言葉の力で世界の見方を変える、「批評」の研究

文学と批評
文学研究においては、作品や作家だけでなく、それらに対する「批評」も重要な研究対象です。「批評」の読み方は様々ですが、「何かについて、科学的な言葉と日常的な言葉を混ぜて語っている」という点に注目してみると、興味深い問題が見えてきます。例えば戦前の「プロレタリア文学」というジャンルの作品の多くには、マルクス主義の影響が色濃く見られます。当時、マルクス主義は「科学」としてとらえられており、それを理解するには学問的な言葉を学ぶ必要がありました。批評家たちはそうした難しい言葉と日常的な言葉を混ぜ合わせて文学を語ることで、思想や社会、人間についての言説を広める役割を果たしたのです。
推し活と批評
かつての日本では、文芸批評家はオピニオンリーダーであり、一部の若者にとっての憧れの対象でもありました。メディアが多様化し、新聞や雑誌などの媒体をめぐる環境が大きく変わった現在では、文学や批評のあり方や影響力も変化しています。他方で、社会現象や創作物について熱心に語る営みは、今も変わらず色々なかたちでメディアのなかに見ることができます。

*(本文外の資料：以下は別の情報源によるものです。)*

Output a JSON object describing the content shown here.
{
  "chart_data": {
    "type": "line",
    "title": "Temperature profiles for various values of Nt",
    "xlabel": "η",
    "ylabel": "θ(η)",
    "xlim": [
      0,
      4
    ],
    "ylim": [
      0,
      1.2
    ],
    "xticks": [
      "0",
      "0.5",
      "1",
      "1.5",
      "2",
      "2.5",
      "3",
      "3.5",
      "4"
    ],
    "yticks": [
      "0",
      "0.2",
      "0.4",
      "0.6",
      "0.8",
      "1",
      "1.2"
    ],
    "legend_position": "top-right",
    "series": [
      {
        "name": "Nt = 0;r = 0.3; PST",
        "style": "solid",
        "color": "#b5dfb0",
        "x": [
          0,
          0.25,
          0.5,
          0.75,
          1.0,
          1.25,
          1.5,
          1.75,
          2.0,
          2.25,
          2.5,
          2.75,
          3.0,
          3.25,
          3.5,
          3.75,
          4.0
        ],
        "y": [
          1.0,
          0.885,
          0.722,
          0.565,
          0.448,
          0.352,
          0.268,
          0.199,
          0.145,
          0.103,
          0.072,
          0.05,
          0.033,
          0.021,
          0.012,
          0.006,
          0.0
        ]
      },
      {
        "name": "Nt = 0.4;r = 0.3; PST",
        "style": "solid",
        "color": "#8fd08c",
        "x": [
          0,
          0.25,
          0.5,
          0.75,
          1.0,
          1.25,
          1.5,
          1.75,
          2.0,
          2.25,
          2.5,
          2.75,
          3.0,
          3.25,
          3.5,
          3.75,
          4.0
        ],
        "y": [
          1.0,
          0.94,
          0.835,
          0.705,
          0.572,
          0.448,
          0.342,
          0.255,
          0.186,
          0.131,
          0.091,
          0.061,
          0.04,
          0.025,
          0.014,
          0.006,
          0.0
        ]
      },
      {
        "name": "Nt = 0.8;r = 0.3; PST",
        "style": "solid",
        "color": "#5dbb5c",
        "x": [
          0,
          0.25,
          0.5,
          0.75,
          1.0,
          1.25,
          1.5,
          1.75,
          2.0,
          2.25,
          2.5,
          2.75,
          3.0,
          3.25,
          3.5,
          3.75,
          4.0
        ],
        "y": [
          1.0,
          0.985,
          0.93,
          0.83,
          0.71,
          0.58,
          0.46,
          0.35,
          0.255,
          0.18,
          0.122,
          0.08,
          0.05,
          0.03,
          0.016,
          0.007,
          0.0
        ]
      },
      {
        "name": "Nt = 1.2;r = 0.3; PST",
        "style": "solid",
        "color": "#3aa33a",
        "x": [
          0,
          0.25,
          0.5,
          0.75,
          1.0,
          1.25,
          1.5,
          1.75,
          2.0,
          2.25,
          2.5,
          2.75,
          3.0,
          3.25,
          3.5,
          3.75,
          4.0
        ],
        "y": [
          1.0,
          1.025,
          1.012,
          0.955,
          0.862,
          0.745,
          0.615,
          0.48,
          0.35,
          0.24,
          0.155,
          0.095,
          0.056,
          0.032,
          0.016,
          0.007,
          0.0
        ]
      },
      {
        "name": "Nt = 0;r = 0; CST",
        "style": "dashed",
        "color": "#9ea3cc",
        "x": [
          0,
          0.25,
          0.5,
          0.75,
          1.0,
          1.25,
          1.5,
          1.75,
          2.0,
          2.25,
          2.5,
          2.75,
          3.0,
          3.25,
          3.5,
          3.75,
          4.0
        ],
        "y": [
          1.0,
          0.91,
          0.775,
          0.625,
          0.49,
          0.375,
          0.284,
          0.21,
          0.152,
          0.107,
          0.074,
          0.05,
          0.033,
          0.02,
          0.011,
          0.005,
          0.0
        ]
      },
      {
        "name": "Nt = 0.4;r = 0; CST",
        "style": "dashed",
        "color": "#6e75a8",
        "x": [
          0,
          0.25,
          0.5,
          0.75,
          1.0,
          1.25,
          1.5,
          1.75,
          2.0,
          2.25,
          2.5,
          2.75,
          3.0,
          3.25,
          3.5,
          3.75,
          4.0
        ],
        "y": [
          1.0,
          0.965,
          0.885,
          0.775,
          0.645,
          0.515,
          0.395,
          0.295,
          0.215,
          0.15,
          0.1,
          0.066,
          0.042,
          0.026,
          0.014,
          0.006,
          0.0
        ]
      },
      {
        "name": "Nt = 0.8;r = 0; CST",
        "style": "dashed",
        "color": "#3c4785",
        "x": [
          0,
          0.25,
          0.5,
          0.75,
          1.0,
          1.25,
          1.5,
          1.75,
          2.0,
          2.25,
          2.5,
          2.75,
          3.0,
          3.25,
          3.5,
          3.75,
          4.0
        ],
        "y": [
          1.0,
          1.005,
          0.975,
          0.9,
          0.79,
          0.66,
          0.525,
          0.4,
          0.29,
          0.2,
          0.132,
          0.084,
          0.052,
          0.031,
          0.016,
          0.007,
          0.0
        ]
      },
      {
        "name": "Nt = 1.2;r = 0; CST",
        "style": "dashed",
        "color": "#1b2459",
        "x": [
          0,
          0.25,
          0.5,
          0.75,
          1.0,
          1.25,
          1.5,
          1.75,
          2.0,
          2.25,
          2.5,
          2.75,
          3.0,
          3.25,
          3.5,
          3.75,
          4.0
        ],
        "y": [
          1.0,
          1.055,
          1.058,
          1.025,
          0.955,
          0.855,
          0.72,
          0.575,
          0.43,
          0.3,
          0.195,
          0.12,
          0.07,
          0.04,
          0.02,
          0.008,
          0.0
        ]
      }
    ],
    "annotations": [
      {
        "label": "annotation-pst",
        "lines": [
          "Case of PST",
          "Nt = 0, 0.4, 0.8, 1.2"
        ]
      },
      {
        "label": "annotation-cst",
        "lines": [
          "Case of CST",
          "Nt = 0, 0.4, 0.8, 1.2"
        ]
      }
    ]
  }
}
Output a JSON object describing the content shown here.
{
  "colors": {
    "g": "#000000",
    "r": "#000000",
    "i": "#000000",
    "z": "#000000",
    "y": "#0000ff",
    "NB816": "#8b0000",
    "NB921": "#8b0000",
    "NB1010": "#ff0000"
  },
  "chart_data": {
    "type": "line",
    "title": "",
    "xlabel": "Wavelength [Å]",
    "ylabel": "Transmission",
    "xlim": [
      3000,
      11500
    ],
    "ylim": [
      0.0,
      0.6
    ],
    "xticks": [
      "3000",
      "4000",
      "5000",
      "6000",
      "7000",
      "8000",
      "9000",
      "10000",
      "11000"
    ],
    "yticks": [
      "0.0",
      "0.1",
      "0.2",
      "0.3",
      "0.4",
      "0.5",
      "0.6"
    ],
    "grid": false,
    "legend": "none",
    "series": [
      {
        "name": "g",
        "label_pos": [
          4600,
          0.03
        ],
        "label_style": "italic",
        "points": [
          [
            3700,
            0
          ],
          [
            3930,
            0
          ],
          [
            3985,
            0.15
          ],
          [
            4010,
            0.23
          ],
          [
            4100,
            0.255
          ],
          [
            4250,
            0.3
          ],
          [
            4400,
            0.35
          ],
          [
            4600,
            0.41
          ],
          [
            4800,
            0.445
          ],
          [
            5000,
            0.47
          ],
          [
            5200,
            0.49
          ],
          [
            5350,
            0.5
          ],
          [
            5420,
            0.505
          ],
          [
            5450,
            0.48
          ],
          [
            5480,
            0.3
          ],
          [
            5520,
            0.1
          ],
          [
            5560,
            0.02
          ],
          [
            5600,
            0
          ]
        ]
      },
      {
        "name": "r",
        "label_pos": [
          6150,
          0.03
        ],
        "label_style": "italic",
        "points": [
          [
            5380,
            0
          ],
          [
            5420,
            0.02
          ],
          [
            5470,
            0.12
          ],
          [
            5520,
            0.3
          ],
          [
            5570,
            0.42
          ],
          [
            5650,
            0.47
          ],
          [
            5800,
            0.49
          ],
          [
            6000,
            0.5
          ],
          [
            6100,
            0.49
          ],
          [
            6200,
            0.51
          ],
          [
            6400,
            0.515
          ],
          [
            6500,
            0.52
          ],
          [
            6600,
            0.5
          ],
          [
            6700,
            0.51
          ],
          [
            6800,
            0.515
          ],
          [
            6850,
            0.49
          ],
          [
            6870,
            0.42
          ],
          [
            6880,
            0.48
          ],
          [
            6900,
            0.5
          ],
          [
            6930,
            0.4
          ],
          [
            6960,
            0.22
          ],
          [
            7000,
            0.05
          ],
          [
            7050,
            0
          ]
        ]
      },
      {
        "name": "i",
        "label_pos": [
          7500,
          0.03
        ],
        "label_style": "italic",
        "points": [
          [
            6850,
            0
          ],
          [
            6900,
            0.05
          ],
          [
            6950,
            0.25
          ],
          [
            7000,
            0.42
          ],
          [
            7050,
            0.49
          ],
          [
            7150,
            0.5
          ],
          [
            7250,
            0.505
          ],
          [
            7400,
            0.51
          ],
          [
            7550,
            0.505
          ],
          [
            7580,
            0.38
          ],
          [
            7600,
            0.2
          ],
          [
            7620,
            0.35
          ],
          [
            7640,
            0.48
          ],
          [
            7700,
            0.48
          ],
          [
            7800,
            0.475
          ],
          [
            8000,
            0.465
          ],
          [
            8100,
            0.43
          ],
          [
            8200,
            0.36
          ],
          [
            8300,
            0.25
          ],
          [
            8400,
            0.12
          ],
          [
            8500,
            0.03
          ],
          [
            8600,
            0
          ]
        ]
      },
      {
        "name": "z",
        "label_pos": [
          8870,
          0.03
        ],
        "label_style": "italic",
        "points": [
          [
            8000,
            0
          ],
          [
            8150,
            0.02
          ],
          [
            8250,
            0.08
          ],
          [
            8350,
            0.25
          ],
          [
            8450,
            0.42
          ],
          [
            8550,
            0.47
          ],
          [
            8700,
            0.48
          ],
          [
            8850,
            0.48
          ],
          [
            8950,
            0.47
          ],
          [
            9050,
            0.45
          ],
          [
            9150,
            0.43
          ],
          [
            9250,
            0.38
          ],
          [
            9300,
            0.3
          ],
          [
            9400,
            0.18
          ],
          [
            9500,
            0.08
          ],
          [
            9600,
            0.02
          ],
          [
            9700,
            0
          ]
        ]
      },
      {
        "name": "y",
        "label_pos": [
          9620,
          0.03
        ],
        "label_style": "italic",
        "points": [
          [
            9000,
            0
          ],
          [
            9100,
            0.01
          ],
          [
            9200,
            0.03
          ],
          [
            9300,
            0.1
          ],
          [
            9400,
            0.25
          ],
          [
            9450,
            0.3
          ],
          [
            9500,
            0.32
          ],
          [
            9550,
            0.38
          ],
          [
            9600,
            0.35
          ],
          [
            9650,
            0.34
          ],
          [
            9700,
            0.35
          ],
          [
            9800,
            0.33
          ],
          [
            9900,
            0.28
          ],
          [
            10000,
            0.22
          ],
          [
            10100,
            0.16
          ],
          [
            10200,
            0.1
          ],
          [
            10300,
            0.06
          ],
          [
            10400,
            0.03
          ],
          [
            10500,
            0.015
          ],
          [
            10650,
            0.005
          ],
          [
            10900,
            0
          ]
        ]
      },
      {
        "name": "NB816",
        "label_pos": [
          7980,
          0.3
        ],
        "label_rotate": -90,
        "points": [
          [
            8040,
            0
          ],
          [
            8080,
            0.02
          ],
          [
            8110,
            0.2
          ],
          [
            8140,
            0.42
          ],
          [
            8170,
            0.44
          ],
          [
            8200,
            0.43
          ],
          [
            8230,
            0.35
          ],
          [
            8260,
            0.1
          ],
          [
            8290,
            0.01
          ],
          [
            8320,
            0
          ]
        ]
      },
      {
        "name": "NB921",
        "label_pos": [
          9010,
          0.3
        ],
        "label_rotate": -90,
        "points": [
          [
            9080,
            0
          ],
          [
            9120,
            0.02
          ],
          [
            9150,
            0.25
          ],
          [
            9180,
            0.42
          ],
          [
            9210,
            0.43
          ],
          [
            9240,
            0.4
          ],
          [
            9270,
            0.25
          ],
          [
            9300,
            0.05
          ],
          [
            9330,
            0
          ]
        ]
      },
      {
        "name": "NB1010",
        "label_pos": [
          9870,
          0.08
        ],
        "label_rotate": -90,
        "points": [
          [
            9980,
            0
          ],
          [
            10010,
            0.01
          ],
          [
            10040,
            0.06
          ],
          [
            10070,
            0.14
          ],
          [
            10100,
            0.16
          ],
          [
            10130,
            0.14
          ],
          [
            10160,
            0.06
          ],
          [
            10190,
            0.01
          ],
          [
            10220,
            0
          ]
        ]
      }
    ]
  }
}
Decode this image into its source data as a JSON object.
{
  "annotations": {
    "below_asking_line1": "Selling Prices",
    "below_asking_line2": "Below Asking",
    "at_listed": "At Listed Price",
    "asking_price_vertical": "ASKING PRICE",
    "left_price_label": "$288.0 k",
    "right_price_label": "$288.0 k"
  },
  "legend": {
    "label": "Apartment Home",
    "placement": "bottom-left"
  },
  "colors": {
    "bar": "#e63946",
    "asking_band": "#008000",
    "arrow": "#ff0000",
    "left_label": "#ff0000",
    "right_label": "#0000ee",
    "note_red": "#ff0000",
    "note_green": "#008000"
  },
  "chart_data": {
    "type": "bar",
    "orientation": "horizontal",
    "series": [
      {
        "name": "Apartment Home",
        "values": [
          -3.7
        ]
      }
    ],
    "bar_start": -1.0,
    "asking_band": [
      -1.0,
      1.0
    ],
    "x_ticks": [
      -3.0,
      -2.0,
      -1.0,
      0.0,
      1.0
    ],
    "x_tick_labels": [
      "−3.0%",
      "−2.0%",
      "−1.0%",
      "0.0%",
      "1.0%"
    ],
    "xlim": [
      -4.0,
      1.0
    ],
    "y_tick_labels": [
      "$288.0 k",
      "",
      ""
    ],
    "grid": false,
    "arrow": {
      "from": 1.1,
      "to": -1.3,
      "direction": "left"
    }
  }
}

例えばインターネットにはマンガやアニメを対象として「推し」について書かれた言葉がたくさん存在していますが、こうした文章もまた、コンテンツについて語られた言葉の蓄積という点においては文芸批評と共通しているといえます。
言葉の歴史に注目する
戦前・戦後の文化運動に関わった批評家は、当時の社会について考えるにあたって、「資本主義」や「民主主義」といったキーワードを用いていました。これらの言葉は、今日においても現代社会を論じる際に使われているものです。言葉の歴史に注目してみると、過去と現在のつながりが見えてきます。言葉の力によって世界の見方を変えようとした批評家たちの言葉を読み直すことは、今の私たちについて考えることにも結びついているのです。